The point of this example is to encourage you to be careful with your conditional probabilities, especially in the case where you are working with variables that only appear in the etcetera literal and the consequent. You are much better off avoiding these axioms altogether.

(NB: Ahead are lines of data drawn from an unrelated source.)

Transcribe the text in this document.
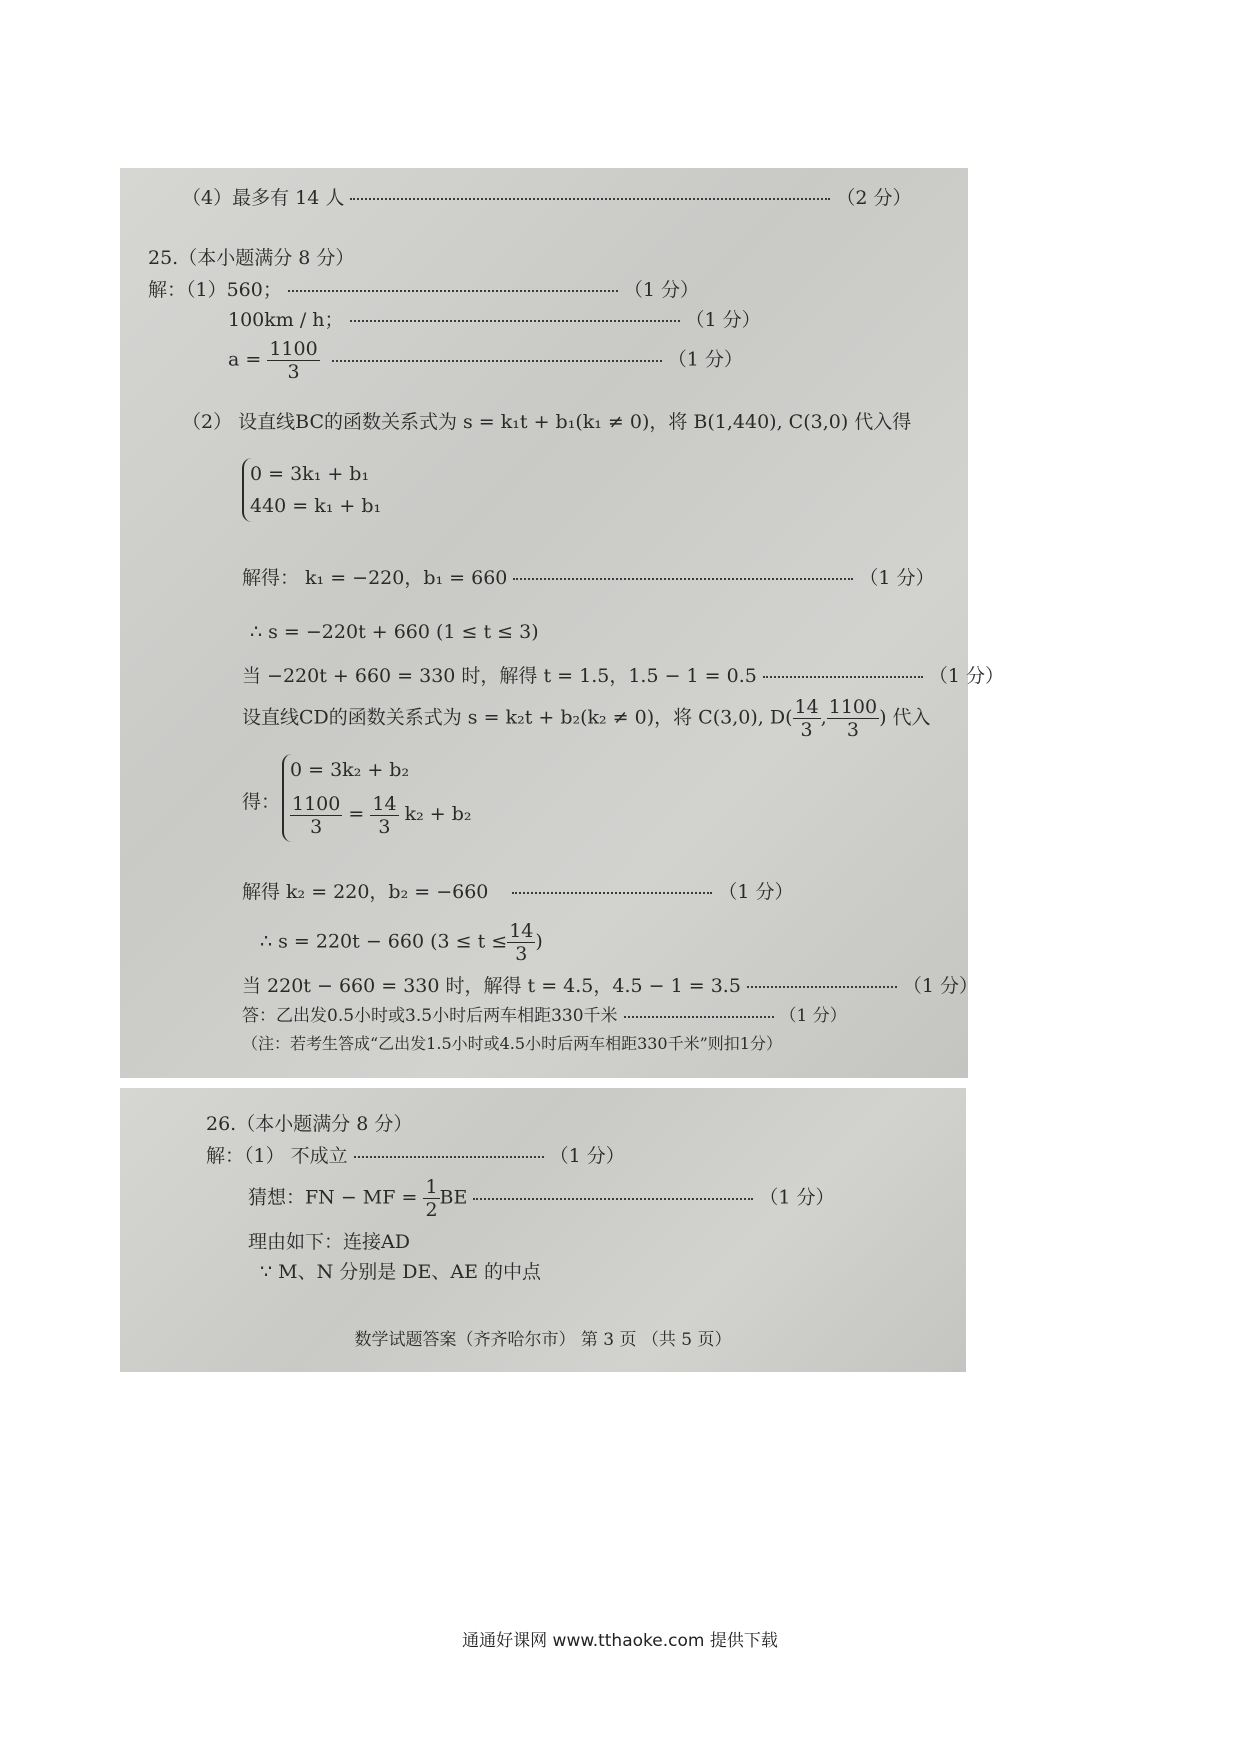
（4）最多有 14 人	（2 分）
25.（本小题满分 8 分）
解：（1）560；	（1 分）
100km / h；	（1 分）
$a = \frac{1100}{3}$	（1 分）
（2） 设直线BC的函数关系式为 s = k₁t + b₁(k₁ ≠ 0)，将 B(1,440), C(3,0) 代入得
0 = 3k₁ + b₁
440 = k₁ + b₁
解得： k₁ = −220，b₁ = 660	（1 分）
∴ s = −220t + 660 (1 ≤ t ≤ 3)
当 −220t + 660 = 330 时，解得 t = 1.5，1.5 − 1 = 0.5	（1 分）
设直线CD的函数关系式为 s = k₂t + b₂(k₂ ≠ 0)，将 C(3,0), $D( \frac{14}{3}$ , $\frac{1100}{3}$ ) 代入
得：
0 = 3k₂ + b₂
$\frac{1100}{3} = \frac{14}{3} k_2 + b_2$
解得 k₂ = 220，b₂ = −660	（1 分）
∴ s = 220t − 660 ($3 \le t \le \frac{14}{3}$ )
当 220t − 660 = 330 时，解得 t = 4.5，4.5 − 1 = 3.5	（1 分）
答：乙出发0.5小时或3.5小时后两车相距330千米	（1 分）
（注：若考生答成“乙出发1.5小时或4.5小时后两车相距330千米”则扣1分）
26.（本小题满分 8 分）
解：（1） 不成立	（1 分）
猜想：FN − MF = $\frac{1}{2}$ BE	（1 分）
理由如下：连接AD
∵ M、N 分别是 DE、AE 的中点
数学试题答案（齐齐哈尔市） 第 3 页 （共 5 页）
通通好课网 www.tthaoke.com 提供下载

Fortunately, Etcetera Abduction is perfectly capable of helping you represent the uncertain about whether the horseshoe with the missing nail ended up on a particular horse. All we need to do is add this assumption to the antecedents of our axiom, and make this probability explicit as a prior probability:

;; Alternative formulation of missing shoe axiom

(if (and (missing_nail n s)
	 (shoe_on_horse s h)
	 (etc2_missing_shoe 0.5 n s h))
    (missing_shoe s h))

(if (etc0_shoe_on_horse 0.001 s h) (shoe_on_horse s h))

Represented this way, the shoe-on-horse assumption is made explicit, as illustrated the following (low-probability) interpretation.

It might be a good exercise for you to rewrite all of the axioms in this manner. This way, you can make explicit the likelihoods that a given rider was on the horse with the missing shoe, that a given message about the enemy was being delivered by that rider, and so forth. Good luck!